8/13 One of La Casa Milà's ventilation courtyards
One of La Casa Milà’s ventilation courtyards

Everything up here is clay, pottery and glass. The sloping roof that vertiginously tilts into the courtyards is as smooth as marzipan or putty or pottery, as if the whole was moulded as one and fired in some immense kiln.

9/13 La Casa Milà's roof terrace chimneys
La Casa Milà’s roof terrace chimneys

Many of these chimneys are capped with what has become a characteristic Gaudí motif: a military spiked cowl with deep eye sockets. They are other-worldy, menacing figures, ones that reappear on the Nativity façade of La Sagrada Familia as Roman centurions.

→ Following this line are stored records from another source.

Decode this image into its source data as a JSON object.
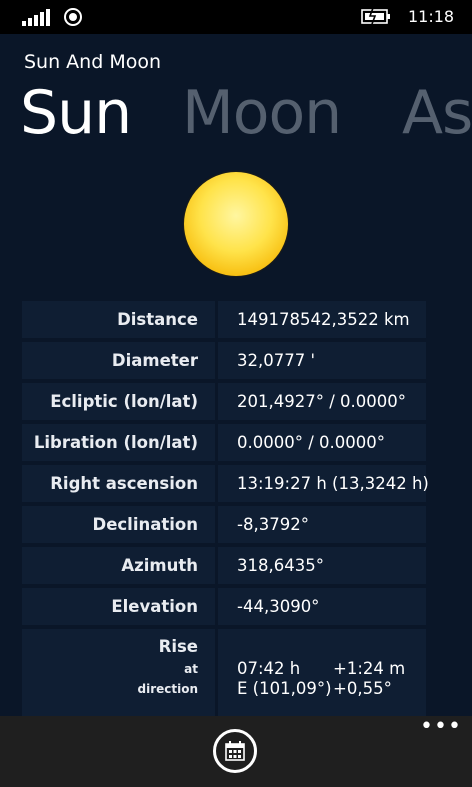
{
  "status_bar": {
    "time": "11:18"
  },
  "app": {
    "title": "Sun And Moon"
  },
  "pivot": {
    "items": [
      "Sun",
      "Moon",
      "Ast"
    ]
  },
  "colors": {
    "background": "#0a1628",
    "row_background": "#0f1e33",
    "inactive_pivot": "#55606f",
    "app_bar": "#1f1f1f"
  },
  "sun_data": {
    "rows": [
      {
        "label": "Distance",
        "value": "149178542,3522 km"
      },
      {
        "label": "Diameter",
        "value": "32,0777 '"
      },
      {
        "label": "Ecliptic (lon/lat)",
        "value": "201,4927° / 0.0000°"
      },
      {
        "label": "Libration (lon/lat)",
        "value": "0.0000° / 0.0000°"
      },
      {
        "label": "Right ascension",
        "value": "13:19:27 h (13,3242 h)"
      },
      {
        "label": "Declination",
        "value": "-8,3792°"
      },
      {
        "label": "Azimuth",
        "value": "318,6435°"
      },
      {
        "label": "Elevation",
        "value": "-44,3090°"
      }
    ],
    "rise": {
      "label": "Rise",
      "at_label": "at",
      "direction_label": "direction",
      "time": "07:42 h",
      "time_delta": "+1:24 m",
      "direction": "E (101,09°)",
      "direction_delta": "+0,55°"
    }
  },
  "app_bar": {
    "icons": [
      "calendar-icon",
      "more-icon"
    ],
    "more_label": "•••"
  }
}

10/13 Detail of one of La Casa Milà's roof terrace chimneys
Detail of one of La Casa Milà’s roof terrace chimneys

Decorating the caps of this group of chimneys, above, are glass shards, some of which are clearly broken bottle bottoms, said by some to have been put in place by Gaudí himself, using champagne bottles left over from the building’s inauguration party.

The vaulted roof space

The building’s attic space, open to the public, is supported by 270 parabolic brick vaults. This space contained the laundry rooms which no doubt were placed there by virtue of proximity to the open roof terrace.

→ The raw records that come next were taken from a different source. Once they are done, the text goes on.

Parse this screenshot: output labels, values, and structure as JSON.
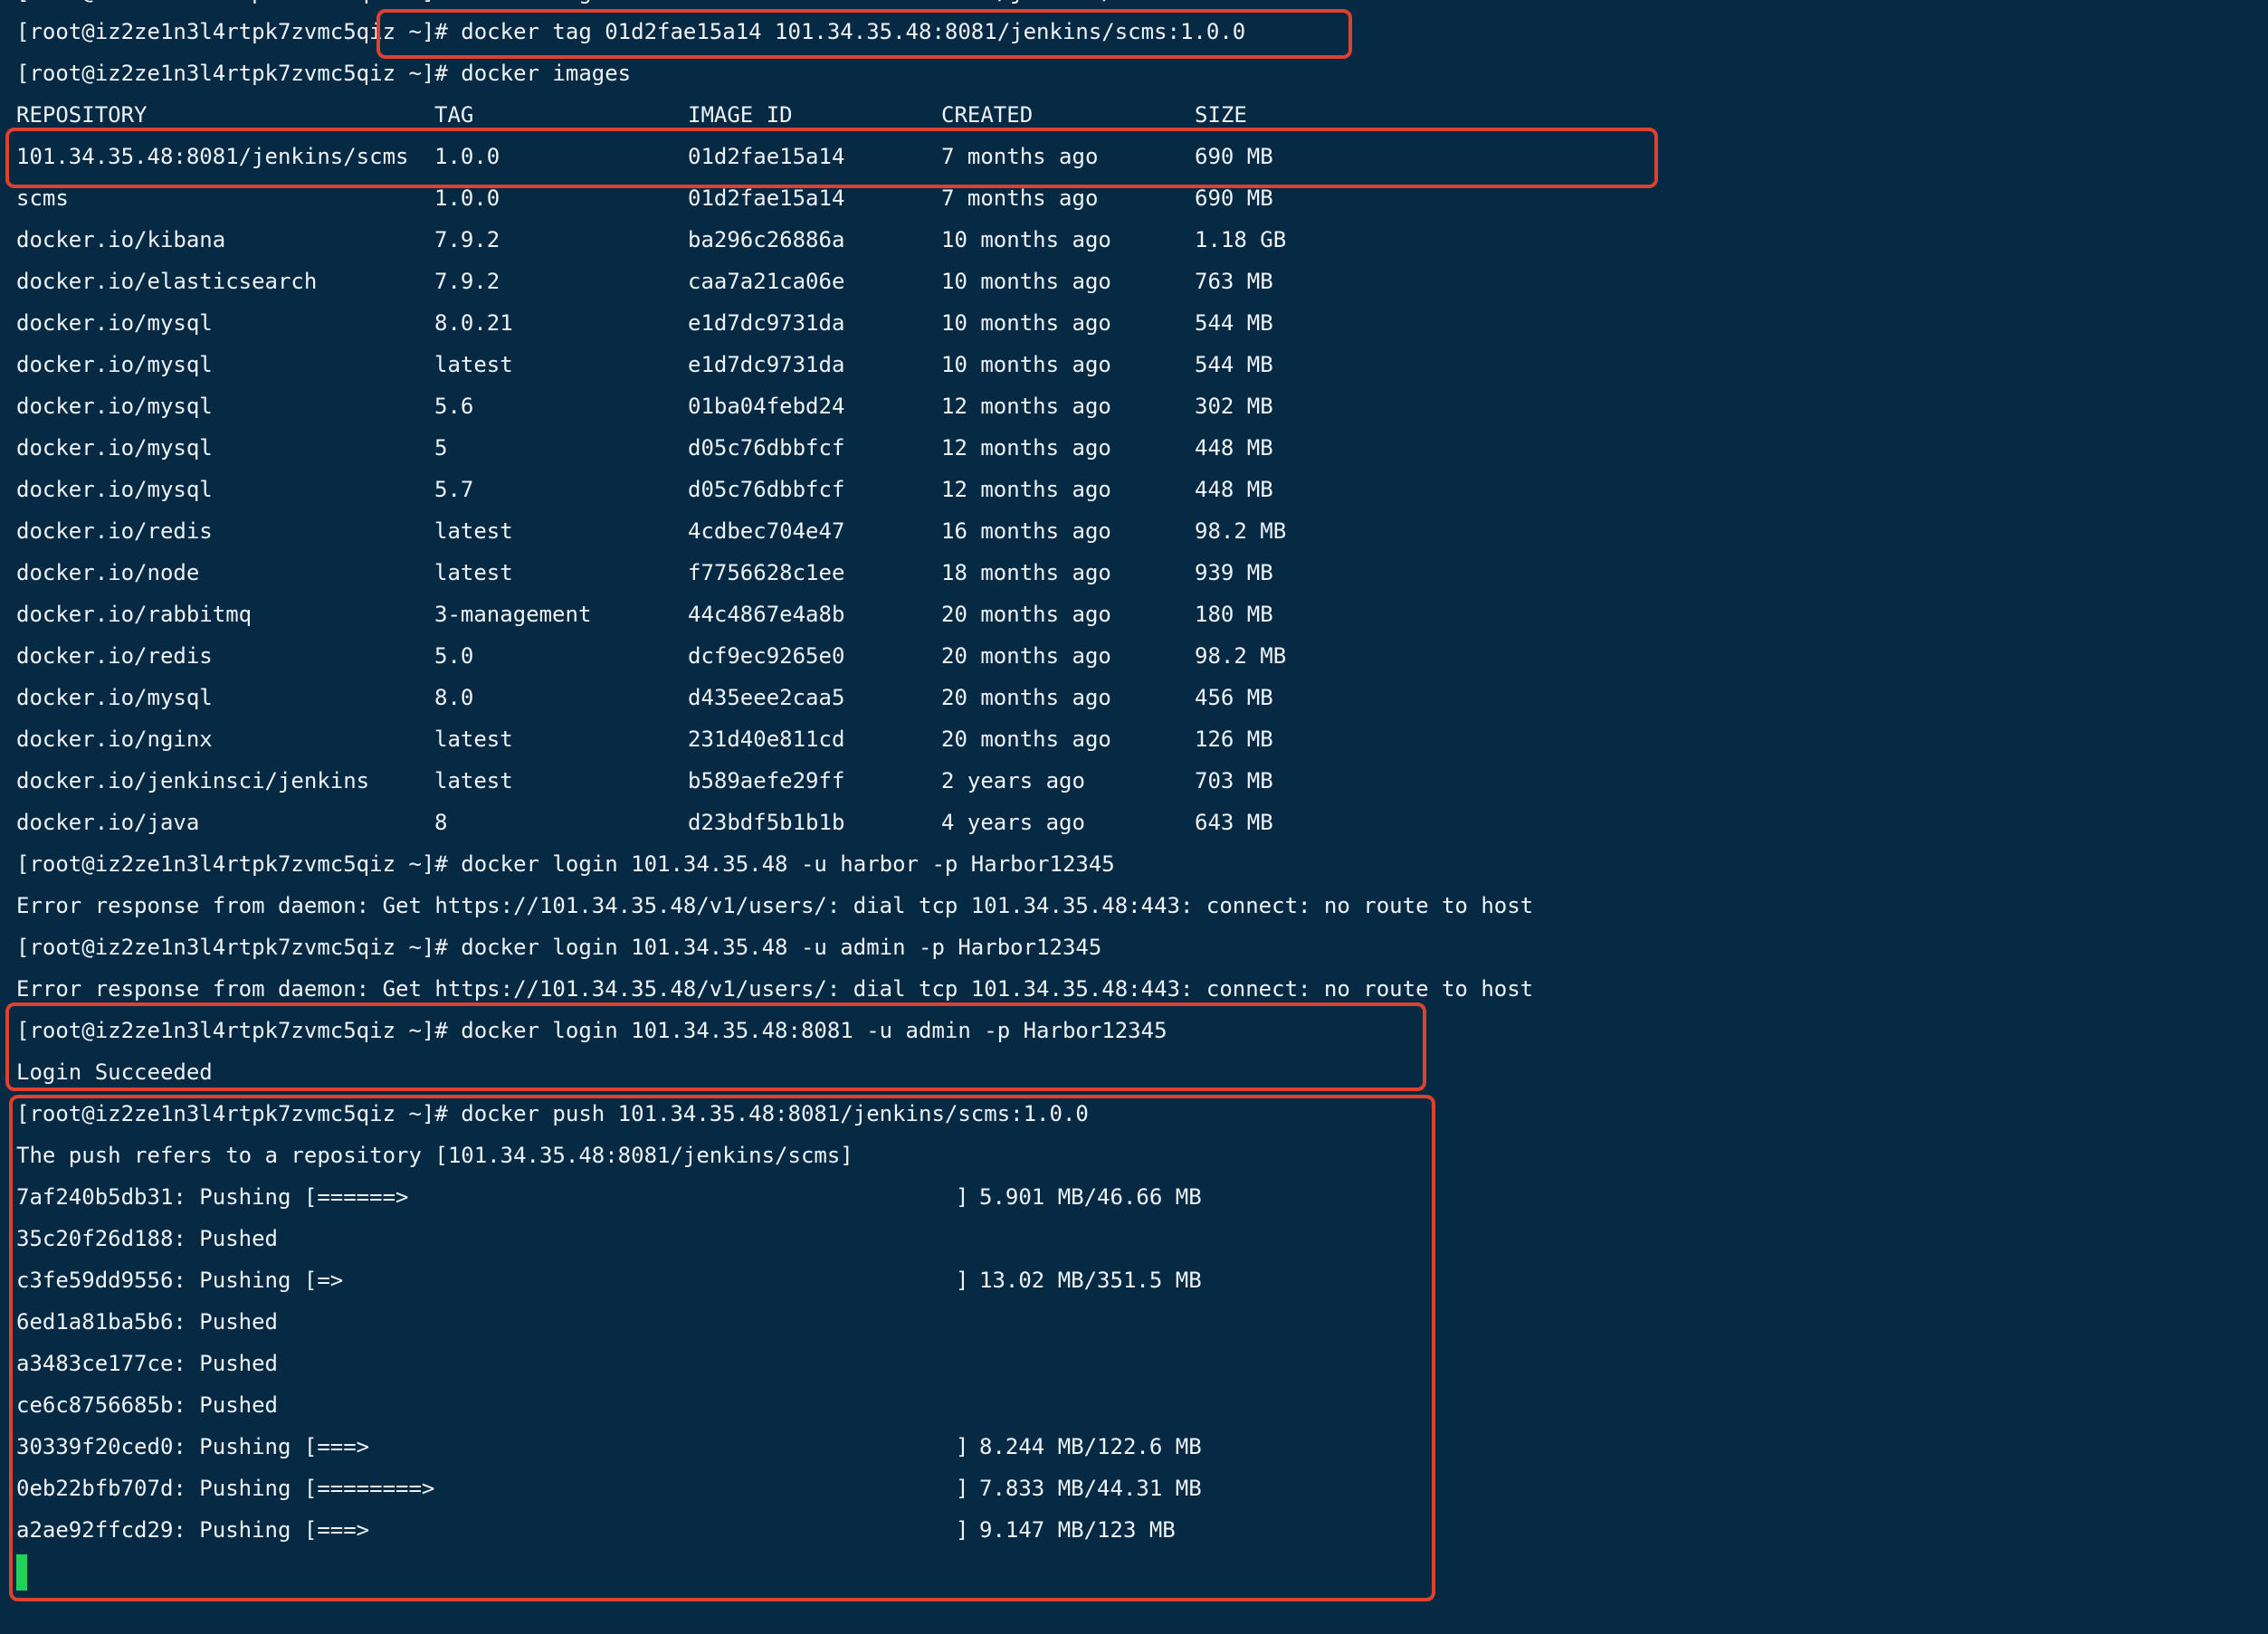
{
  "terminal": {
    "partial_line": "[root@iz2ze1n3l4rtpk7zvmc5qiz ~]# docker tag 01d2fae15a14 101.34.35.48:8081/jenkins/scms:1.0.0",
    "cmd_tag": "[root@iz2ze1n3l4rtpk7zvmc5qiz ~]# docker tag 01d2fae15a14 101.34.35.48:8081/jenkins/scms:1.0.0",
    "cmd_images": "[root@iz2ze1n3l4rtpk7zvmc5qiz ~]# docker images",
    "table": {
      "headers": [
        "REPOSITORY",
        "TAG",
        "IMAGE ID",
        "CREATED",
        "SIZE"
      ],
      "rows": [
        [
          "101.34.35.48:8081/jenkins/scms",
          "1.0.0",
          "01d2fae15a14",
          "7 months ago",
          "690 MB"
        ],
        [
          "scms",
          "1.0.0",
          "01d2fae15a14",
          "7 months ago",
          "690 MB"
        ],
        [
          "docker.io/kibana",
          "7.9.2",
          "ba296c26886a",
          "10 months ago",
          "1.18 GB"
        ],
        [
          "docker.io/elasticsearch",
          "7.9.2",
          "caa7a21ca06e",
          "10 months ago",
          "763 MB"
        ],
        [
          "docker.io/mysql",
          "8.0.21",
          "e1d7dc9731da",
          "10 months ago",
          "544 MB"
        ],
        [
          "docker.io/mysql",
          "latest",
          "e1d7dc9731da",
          "10 months ago",
          "544 MB"
        ],
        [
          "docker.io/mysql",
          "5.6",
          "01ba04febd24",
          "12 months ago",
          "302 MB"
        ],
        [
          "docker.io/mysql",
          "5",
          "d05c76dbbfcf",
          "12 months ago",
          "448 MB"
        ],
        [
          "docker.io/mysql",
          "5.7",
          "d05c76dbbfcf",
          "12 months ago",
          "448 MB"
        ],
        [
          "docker.io/redis",
          "latest",
          "4cdbec704e47",
          "16 months ago",
          "98.2 MB"
        ],
        [
          "docker.io/node",
          "latest",
          "f7756628c1ee",
          "18 months ago",
          "939 MB"
        ],
        [
          "docker.io/rabbitmq",
          "3-management",
          "44c4867e4a8b",
          "20 months ago",
          "180 MB"
        ],
        [
          "docker.io/redis",
          "5.0",
          "dcf9ec9265e0",
          "20 months ago",
          "98.2 MB"
        ],
        [
          "docker.io/mysql",
          "8.0",
          "d435eee2caa5",
          "20 months ago",
          "456 MB"
        ],
        [
          "docker.io/nginx",
          "latest",
          "231d40e811cd",
          "20 months ago",
          "126 MB"
        ],
        [
          "docker.io/jenkinsci/jenkins",
          "latest",
          "b589aefe29ff",
          "2 years ago",
          "703 MB"
        ],
        [
          "docker.io/java",
          "8",
          "d23bdf5b1b1b",
          "4 years ago",
          "643 MB"
        ]
      ]
    },
    "cmd_login_harbor": "[root@iz2ze1n3l4rtpk7zvmc5qiz ~]# docker login 101.34.35.48 -u harbor -p Harbor12345",
    "err_1": "Error response from daemon: Get https://101.34.35.48/v1/users/: dial tcp 101.34.35.48:443: connect: no route to host",
    "cmd_login_admin": "[root@iz2ze1n3l4rtpk7zvmc5qiz ~]# docker login 101.34.35.48 -u admin -p Harbor12345",
    "err_2": "Error response from daemon: Get https://101.34.35.48/v1/users/: dial tcp 101.34.35.48:443: connect: no route to host",
    "cmd_login_8081": "[root@iz2ze1n3l4rtpk7zvmc5qiz ~]# docker login 101.34.35.48:8081 -u admin -p Harbor12345",
    "login_succeeded": "Login Succeeded",
    "cmd_push": "[root@iz2ze1n3l4rtpk7zvmc5qiz ~]# docker push 101.34.35.48:8081/jenkins/scms:1.0.0",
    "push_refers": "The push refers to a repository [101.34.35.48:8081/jenkins/scms]",
    "push_layers": [
      {
        "layer": "7af240b5db31: Pushing [======>",
        "bracket": "]",
        "progress": "5.901 MB/46.66 MB"
      },
      {
        "layer": "35c20f26d188: Pushed",
        "bracket": "",
        "progress": ""
      },
      {
        "layer": "c3fe59dd9556: Pushing [=>",
        "bracket": "]",
        "progress": "13.02 MB/351.5 MB"
      },
      {
        "layer": "6ed1a81ba5b6: Pushed",
        "bracket": "",
        "progress": ""
      },
      {
        "layer": "a3483ce177ce: Pushed",
        "bracket": "",
        "progress": ""
      },
      {
        "layer": "ce6c8756685b: Pushed",
        "bracket": "",
        "progress": ""
      },
      {
        "layer": "30339f20ced0: Pushing [===>",
        "bracket": "]",
        "progress": "8.244 MB/122.6 MB"
      },
      {
        "layer": "0eb22bfb707d: Pushing [========>",
        "bracket": "]",
        "progress": "7.833 MB/44.31 MB"
      },
      {
        "layer": "a2ae92ffcd29: Pushing [===>",
        "bracket": "]",
        "progress": "9.147 MB/123 MB"
      }
    ]
  },
  "colors": {
    "background": "#062a43",
    "text": "#eef3f7",
    "highlight": "#e0412f",
    "cursor": "#21d35b"
  }
}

11/13 La Casa Milà's vaulted roof space
La Casa Milà’s vaulted roof space

The fourth floor apartment

Just the one apartment is currently open to the public. This has been staged from a limited supply of original furniture, some of which was indeed designed by Gaudí. This is more a recreation rather than a restoration apartment. Its curved walls and ceilings are its most noticeable features.

12/13 Part of La Casa Milà's apartment
Part of La Casa Milà’s apartment
13/13 Part of La Casa Milà's apartment
Part of La Casa Milà’s apartment

It’s clear that La Perdrera has enjoyed several bouts of restoration since it was first worked on by Antoni Gaudí. Some of the details he put in place have been lost to time, but what is left for us today, albeit in varying layers, is testament to careful management and dazzling, original genius.